In at least these five ways, Ward changed the historiography of early evangelicalism. He turned the globe back a quarter turn toward Europe and turned the calendar back a century toward the post-Reformation era. Single-handedly, his herculean scholarship reconstituted 18th-century Anglo-American evangelical history in terms of 17th-century Central European history. This is one of the great contributions in all of modern historical scholarship.
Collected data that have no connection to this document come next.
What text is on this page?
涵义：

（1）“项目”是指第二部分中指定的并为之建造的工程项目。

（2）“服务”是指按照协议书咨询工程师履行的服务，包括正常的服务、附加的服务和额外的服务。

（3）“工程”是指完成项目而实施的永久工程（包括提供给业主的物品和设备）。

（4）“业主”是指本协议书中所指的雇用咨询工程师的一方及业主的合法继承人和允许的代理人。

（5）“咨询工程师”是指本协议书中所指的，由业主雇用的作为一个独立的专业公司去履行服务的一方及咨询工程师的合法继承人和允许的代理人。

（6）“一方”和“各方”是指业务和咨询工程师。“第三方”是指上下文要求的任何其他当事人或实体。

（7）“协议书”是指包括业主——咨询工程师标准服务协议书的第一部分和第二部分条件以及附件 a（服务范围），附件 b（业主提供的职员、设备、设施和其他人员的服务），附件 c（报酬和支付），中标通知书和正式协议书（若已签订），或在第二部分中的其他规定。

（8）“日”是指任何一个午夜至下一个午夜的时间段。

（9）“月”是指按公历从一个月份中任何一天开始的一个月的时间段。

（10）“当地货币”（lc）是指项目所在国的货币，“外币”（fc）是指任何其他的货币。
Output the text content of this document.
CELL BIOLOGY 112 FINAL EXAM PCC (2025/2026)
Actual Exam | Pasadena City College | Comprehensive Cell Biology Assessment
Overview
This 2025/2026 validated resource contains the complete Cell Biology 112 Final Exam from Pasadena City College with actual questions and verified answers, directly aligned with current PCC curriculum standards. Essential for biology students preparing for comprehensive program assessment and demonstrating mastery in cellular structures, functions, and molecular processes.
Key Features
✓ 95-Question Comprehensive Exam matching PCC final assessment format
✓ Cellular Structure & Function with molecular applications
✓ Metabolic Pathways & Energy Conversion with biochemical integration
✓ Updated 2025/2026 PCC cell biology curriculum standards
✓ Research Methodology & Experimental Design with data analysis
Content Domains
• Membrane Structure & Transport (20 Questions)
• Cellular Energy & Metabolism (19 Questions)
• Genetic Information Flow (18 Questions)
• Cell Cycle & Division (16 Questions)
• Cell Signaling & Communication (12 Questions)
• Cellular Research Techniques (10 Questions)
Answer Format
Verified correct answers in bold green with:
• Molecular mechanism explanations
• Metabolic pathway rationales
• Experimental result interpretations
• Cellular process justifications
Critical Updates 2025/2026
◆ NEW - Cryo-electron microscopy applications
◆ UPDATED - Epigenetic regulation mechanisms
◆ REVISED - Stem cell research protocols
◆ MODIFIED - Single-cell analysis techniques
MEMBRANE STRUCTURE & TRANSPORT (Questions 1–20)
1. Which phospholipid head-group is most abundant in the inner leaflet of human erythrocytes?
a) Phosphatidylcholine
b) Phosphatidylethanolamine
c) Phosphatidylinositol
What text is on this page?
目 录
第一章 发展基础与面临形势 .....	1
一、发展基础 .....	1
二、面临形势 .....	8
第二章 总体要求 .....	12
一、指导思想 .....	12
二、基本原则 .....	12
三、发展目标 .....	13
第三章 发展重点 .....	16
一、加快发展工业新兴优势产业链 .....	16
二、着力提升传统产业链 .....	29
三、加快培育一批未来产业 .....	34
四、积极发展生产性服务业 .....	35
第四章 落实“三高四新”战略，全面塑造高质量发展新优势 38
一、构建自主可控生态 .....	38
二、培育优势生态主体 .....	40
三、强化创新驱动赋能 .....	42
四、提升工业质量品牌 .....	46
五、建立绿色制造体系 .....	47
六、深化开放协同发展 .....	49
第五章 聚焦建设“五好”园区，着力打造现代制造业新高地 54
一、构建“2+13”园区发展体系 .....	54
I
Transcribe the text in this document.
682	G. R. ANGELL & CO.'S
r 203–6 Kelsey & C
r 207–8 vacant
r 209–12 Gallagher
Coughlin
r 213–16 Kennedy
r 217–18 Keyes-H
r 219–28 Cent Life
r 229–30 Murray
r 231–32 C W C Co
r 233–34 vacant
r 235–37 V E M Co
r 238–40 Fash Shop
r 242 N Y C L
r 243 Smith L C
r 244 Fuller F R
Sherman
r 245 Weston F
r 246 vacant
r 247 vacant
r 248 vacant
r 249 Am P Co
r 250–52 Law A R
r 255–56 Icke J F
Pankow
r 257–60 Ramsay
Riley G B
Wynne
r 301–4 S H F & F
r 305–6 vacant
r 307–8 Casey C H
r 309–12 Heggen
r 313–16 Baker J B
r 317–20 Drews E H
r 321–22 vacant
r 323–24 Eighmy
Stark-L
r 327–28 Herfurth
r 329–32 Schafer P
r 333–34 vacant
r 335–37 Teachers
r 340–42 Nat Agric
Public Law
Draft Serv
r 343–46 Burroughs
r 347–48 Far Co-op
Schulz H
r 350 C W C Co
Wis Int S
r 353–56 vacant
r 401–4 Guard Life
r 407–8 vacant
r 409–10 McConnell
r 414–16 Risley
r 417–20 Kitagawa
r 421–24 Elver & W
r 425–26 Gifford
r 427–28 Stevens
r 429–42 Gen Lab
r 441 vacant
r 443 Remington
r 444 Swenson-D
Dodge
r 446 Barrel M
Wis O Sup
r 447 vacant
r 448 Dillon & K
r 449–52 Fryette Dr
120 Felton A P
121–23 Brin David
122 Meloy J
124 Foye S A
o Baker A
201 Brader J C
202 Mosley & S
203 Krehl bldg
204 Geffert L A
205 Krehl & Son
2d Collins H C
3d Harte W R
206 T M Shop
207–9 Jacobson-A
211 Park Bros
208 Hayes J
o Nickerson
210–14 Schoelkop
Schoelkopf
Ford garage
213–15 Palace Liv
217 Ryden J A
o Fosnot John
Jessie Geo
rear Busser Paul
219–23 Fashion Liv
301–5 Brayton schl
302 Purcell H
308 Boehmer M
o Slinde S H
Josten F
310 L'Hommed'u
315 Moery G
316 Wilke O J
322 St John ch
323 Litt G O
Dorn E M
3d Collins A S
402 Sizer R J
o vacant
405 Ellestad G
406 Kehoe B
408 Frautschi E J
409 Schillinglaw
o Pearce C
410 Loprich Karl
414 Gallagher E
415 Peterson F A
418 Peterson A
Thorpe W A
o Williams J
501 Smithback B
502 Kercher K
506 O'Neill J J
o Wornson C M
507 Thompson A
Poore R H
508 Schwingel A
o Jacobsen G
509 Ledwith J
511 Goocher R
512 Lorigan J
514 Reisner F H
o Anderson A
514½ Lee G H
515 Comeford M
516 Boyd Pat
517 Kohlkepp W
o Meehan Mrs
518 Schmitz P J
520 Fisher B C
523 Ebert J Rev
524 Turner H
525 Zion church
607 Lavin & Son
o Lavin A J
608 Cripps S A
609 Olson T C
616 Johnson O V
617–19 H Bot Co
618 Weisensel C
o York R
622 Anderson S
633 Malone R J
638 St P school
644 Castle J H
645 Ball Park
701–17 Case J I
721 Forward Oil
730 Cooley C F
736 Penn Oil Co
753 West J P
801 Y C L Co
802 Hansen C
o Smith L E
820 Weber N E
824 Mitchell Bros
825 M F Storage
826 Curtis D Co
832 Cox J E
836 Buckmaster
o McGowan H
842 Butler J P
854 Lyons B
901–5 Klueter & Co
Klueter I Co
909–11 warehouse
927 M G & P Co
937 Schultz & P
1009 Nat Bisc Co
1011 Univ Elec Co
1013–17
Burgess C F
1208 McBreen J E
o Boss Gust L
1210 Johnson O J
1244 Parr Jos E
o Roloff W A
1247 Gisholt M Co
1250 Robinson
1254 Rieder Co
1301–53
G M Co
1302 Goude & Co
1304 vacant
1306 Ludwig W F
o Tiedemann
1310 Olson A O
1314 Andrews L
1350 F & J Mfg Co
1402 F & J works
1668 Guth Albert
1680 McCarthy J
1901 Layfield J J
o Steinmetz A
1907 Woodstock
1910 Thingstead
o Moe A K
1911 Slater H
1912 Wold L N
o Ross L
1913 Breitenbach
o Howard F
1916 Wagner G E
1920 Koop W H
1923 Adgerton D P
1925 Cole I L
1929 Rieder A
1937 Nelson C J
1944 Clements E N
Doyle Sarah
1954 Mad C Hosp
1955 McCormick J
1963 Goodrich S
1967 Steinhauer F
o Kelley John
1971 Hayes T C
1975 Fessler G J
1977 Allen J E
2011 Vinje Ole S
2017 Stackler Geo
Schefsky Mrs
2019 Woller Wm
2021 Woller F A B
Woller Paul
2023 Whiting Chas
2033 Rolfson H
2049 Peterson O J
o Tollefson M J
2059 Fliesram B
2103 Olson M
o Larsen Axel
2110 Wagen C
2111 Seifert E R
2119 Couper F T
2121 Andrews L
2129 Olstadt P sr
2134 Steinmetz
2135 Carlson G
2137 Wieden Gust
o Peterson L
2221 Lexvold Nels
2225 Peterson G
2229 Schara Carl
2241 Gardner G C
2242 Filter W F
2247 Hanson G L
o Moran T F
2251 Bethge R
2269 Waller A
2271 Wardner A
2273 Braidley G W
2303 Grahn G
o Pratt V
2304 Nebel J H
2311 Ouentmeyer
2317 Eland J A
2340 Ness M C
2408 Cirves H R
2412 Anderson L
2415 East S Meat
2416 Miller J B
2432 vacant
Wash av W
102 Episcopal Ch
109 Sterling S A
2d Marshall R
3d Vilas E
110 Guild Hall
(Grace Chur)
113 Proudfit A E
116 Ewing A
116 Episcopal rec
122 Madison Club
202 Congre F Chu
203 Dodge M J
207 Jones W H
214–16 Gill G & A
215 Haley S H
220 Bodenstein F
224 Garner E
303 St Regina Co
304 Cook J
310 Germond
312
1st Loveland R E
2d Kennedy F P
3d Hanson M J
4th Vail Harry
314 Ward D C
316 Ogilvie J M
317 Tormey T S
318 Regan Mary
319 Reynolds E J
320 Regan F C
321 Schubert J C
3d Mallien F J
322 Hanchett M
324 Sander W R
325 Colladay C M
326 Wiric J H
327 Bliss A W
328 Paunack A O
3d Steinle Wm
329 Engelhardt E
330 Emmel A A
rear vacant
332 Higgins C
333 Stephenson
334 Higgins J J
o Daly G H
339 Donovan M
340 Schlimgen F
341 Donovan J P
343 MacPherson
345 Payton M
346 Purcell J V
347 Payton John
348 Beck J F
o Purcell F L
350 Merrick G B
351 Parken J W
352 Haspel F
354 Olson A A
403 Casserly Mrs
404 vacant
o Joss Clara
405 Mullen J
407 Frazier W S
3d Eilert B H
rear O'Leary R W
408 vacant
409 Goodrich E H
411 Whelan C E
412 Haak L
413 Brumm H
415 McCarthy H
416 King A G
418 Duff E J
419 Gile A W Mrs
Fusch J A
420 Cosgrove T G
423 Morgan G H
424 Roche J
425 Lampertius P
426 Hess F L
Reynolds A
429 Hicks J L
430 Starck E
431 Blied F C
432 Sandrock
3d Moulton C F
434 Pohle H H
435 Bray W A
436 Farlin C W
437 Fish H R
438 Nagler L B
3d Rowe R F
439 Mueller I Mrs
Bruce saw Reg once more in June 2009 in Manchester. At 84 years of age and with cancer, Reg had taken the train up from his home at Petersfield near Portsmouth on the south coast to attend a lecture. They got to spend a couple of hours together on a sunny bench, him with his rosy cheeks, leaning on his cane, talking by turns about the 18th century and eminent German atheists. As always, it seemed that he had read everything. Among those of us who knew him, he shall be remembered fondly for his spirited, contrarian opinions, expressed always with a twinkle in his eye, and for his kind and generous manner on occasions like that—as well as for the way he spent his retirement re-writing the whole history of early evangelicalism.

1. Journals and Diaries, ed. W. Reginald Ward and Richard P. Heitzenrater, vols. 18-24 of The Works of John Wesley (Abingdon, 1988-2003).

Mark Noll is Francis A. McAnaney Professor of History at the University of Notre Dame. Bruce Hindmarsh is James M. Houston Professor of Spiritual Theology at Regent College in Vancouver, B.C.